Jona meraih tangan Eva, menyadari betapa gemetarnya jemarinya. Berkedut-kedut sarafnya. Dipicu khawatir dan terkejut menggilakan. "Aku berteima kasih karena kau telah menyembunyikan semua kenangan buruk itu dariku. Keluarga kita, bukanlah yang terbaik bukan?" Senyum pahit terbit di wajah Jona. Dan wajah Eva kian pucat saja. "Namun aku lebih sengsara hidup tanpa mengetahui apa-apa. Karena itu aku memutuskan untuk mengenal diriku yang lama, sekali lagi."

"K-kau akan kembali menjadi dirimu yang... lama?"

Rasa pahit merambati kerongkongan Jona. Ibunya berucap seakan dia tidak menyukai putranya yang lama. Membenci dirinya yang sesungguhnya di balik tirai kenangan yang kandas. Menyayangi Nathan yang berbaur dengan sikapnya. Bukan Jonathan. Bukan anak bungsunya.

Dan hatinya berdenyut sakit hanya dengan memikirkannya saja.

"Aku telah memutuskan begitu." Jona bangkit dari kursi tamunya, mencoba terlihat setenang yang dia bisa. "Aku harus pergi cepat-cepat. Aku akan panggilkan Nona Fallow. Dengan sedikit obat penenang, kau seharusnya akan baik-baik saja, Ma."

Jona memutar badan, hendak pergi meninggalkan ibunya, dan memanggil suster yang menananinya. Namun bahkan sebelum itu, bajunya ditarik oleh tangan kanan ibunya yang dibalut infus. Alhasil membuat infus itu copot, dan tubuh Eva yang tidak bisa menahan bebannya sendiri, nyaris berguling ke lantai. "Ma!" Jona membelalak, meraih tubuh Evalina tepat waktu. Wanita itu langsung bersandar di pundak Jona ketika dia mengembalikan tubuh ringkihnya ke kasur. Namun walau Jona ingin pergi, dia tidak bisa. Sebab kini ibunya mencengkeram bajunya keras-keras, dengan segala kekuatan yang dia miliki tersisa di tubuh lemahnya.

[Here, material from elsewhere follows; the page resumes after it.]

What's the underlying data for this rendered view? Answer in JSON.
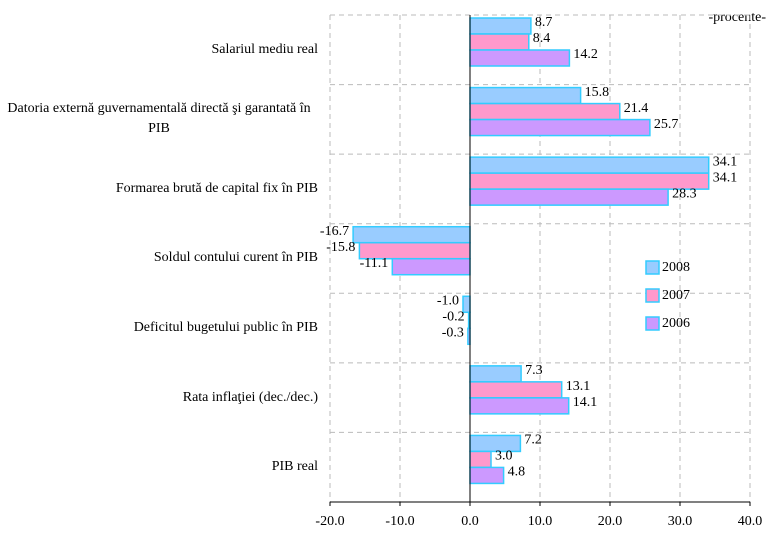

"T-tidak boleh. T-tidak boleh begini, Jona. Kau tidak boleh kembali menjadinya!" Air mata hangat terasa membasahi baju Jona. Menuruni perutnya, sampai ke kakinya. Kian banyak air mata yang mengucur kian sakit pula hati Jona berdecit.

Dia bisa menebak kalau ibunya tidak akan menyukai dirinya yang lama kembali. Yang kelam. Yang luka. Yang banyak kecacatan, dan kekejian. Tidak ada yang mau menerimanya apa adanya, kecuali Carlie. Tidak bahkan ibunya. Semuanya menyukainya yang banyak tersenyum, padahal mereka hanya membuat realitas palsu, kebohongan untuk menjauhkan Jona dari dirinya yang sebenarnya.